Let us go through a couple of examples of differentiation and partial derivatives to jog our memory.
Suppose we have a function $f(x) = 3x^2$. The derivative with respect to $x$ is $f^\prime(x) = \frac{\delta f(x)}{\delta x} = 6x$.
Now suppose we have a function $h(x,y) = 2x^2 + xy$. The partial derivatives with respect to each variable are $\frac{\partial h(x,y)}{\partial x} = 4x + y$ and $\frac{\partial h(x,y)}{\partial y} = x$. The gradient of a function, denoted $\nabla f$, is a vector whose elements are the partial derivatives of the function with respect to each independent variable.
In our example, $\nabla h(x,y) = \left( \frac{\partial h(x,y)}{\partial x}, \frac{\partial h(x,y)}{\partial y} \right)$.
Having determined the derivate function for both example functions $f(x)$ and $h(x,y)$, we can now compute the derivate and gradient respectively at any given point.
For $f(x)$, the derivative at $x=2$ is $f^\prime(2)=\frac{\delta f}{\delta x}= 6x = 6 \times 2 = 12$.
For $h(x,y)$, the gradient at $x=2$ and $y=2$ is $\nabla h(x,y) = \left( \frac{\partial h(x,y)}{\partial x}, \frac{\partial h(x,y)}{\partial y} \right) = \left( 4x + y, x \right) = \left( 4 \times 2 + 2, 2 \right) = \left( 10, 2 \right)$.
Let us now see how this can be done in PyTorch, first for $f(x) = 3x^2$.
x = torch.tensor(2., requires_grad=True)
f = 3*x**2
f.backward()
print('Derivative at x=2: {0}'.format(x.grad))
Derivative at x=2: 12.0
Next, we compute the gradient for $h(x,y) = 2x^2 + xy$ when $x=2$ and $y=2$.
x = torch.tensor(2., requires_grad=True)
y = torch.tensor(2., requires_grad=True)
h = 2*x**2 + x*y
h.backward()
print('Gradient at x=2 and y=2: ({0}, {1})'.format(x.grad, y.grad))
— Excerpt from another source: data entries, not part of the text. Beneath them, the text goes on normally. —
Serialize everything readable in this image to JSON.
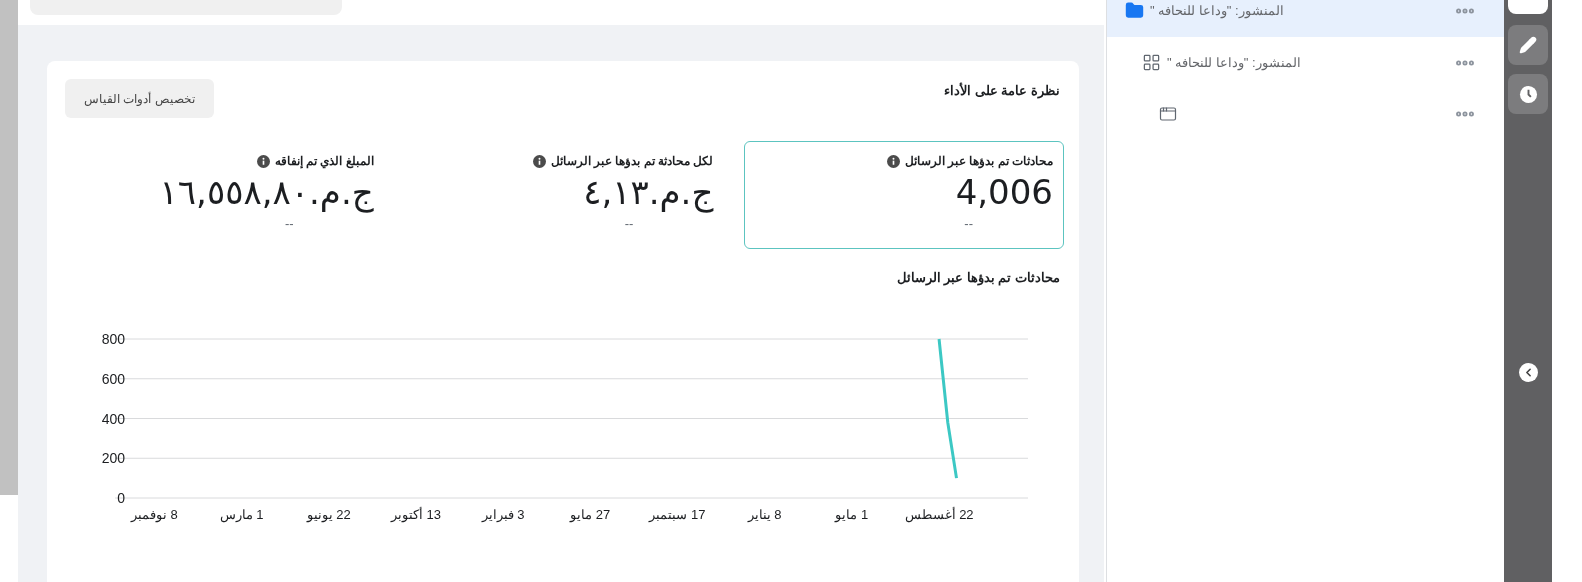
{
  "card": {
    "title": "نظرة عامة على الأداء",
    "customize_button": "تخصيص أدوات القياس",
    "metrics": [
      {
        "label": "محادثات تم بدؤها عبر الرسائل",
        "value": "4,006",
        "comparison": "--",
        "selected": true
      },
      {
        "label": "لكل محادثة تم بدؤها عبر الرسائل",
        "value": "ج.م.٤,١٣",
        "comparison": "--",
        "selected": false
      },
      {
        "label": "المبلغ الذي تم إنفاقه",
        "value": "ج.م.١٦,٥٥٨,٨٠",
        "comparison": "--",
        "selected": false
      }
    ],
    "chart_title": "محادثات تم بدؤها عبر الرسائل",
    "chart_data": {
      "type": "line",
      "grid": true,
      "ylim": [
        0,
        800
      ],
      "yticks": [
        0,
        200,
        400,
        600,
        800
      ],
      "categories": [
        "8 نوفمبر",
        null,
        null,
        null,
        null,
        null,
        null,
        null,
        null,
        null,
        "1 مارس",
        null,
        null,
        null,
        null,
        null,
        null,
        null,
        null,
        null,
        "22 يونيو",
        null,
        null,
        null,
        null,
        null,
        null,
        null,
        null,
        null,
        "13 أكتوبر",
        null,
        null,
        null,
        null,
        null,
        null,
        null,
        null,
        null,
        "3 فبراير",
        null,
        null,
        null,
        null,
        null,
        null,
        null,
        null,
        null,
        "27 مايو",
        null,
        null,
        null,
        null,
        null,
        null,
        null,
        null,
        null,
        "17 سبتمبر",
        null,
        null,
        null,
        null,
        null,
        null,
        null,
        null,
        null,
        "8 يناير",
        null,
        null,
        null,
        null,
        null,
        null,
        null,
        null,
        null,
        "1 مايو",
        null,
        null,
        null,
        null,
        null,
        null,
        null,
        null,
        null,
        "22 أغسطس",
        null,
        null,
        null,
        null,
        null,
        null,
        null,
        null,
        null
      ],
      "series": [
        {
          "color": "#3cc8c4",
          "values": [
            null,
            null,
            null,
            null,
            null,
            null,
            null,
            null,
            null,
            null,
            null,
            null,
            null,
            null,
            null,
            null,
            null,
            null,
            null,
            null,
            null,
            null,
            null,
            null,
            null,
            null,
            null,
            null,
            null,
            null,
            null,
            null,
            null,
            null,
            null,
            null,
            null,
            null,
            null,
            null,
            null,
            null,
            null,
            null,
            null,
            null,
            null,
            null,
            null,
            null,
            null,
            null,
            null,
            null,
            null,
            null,
            null,
            null,
            null,
            null,
            null,
            null,
            null,
            null,
            null,
            null,
            null,
            null,
            null,
            null,
            null,
            null,
            null,
            null,
            null,
            null,
            null,
            null,
            null,
            null,
            null,
            null,
            null,
            null,
            null,
            null,
            null,
            null,
            null,
            null,
            800,
            380,
            100,
            null,
            null,
            null,
            null,
            null,
            null,
            null
          ]
        }
      ]
    }
  },
  "tree": [
    {
      "kind": "folder",
      "label": "المنشور: \"وداعا للنحافه \"",
      "selected": true,
      "children": [
        {
          "kind": "grid",
          "label": "المنشور: \"وداعا للنحافه \"",
          "selected": false,
          "children": [
            {
              "kind": "window",
              "selected": false
            }
          ]
        }
      ]
    }
  ]
}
Gradient at x=2 and y=2: (10.0, 2.0)
Conclusion
In this notebook, we have learnt what tensors are and what they are typically used for in machine learning applications. We then explored the most common types of tensors, from 0D to 5D and how to create them in PyTorch. Furthermore, we explored how we can cast PyTorch tensors back and forth from NumPy and Pandas arrays and series respectively and how to index and slice tensors. We also went through some common operations on tensors, such as addition, scaling, dot products and matrix multiplication. Finally, we quickly revised what differentiation and partial differentiation is and how it can be computed using PyTorch.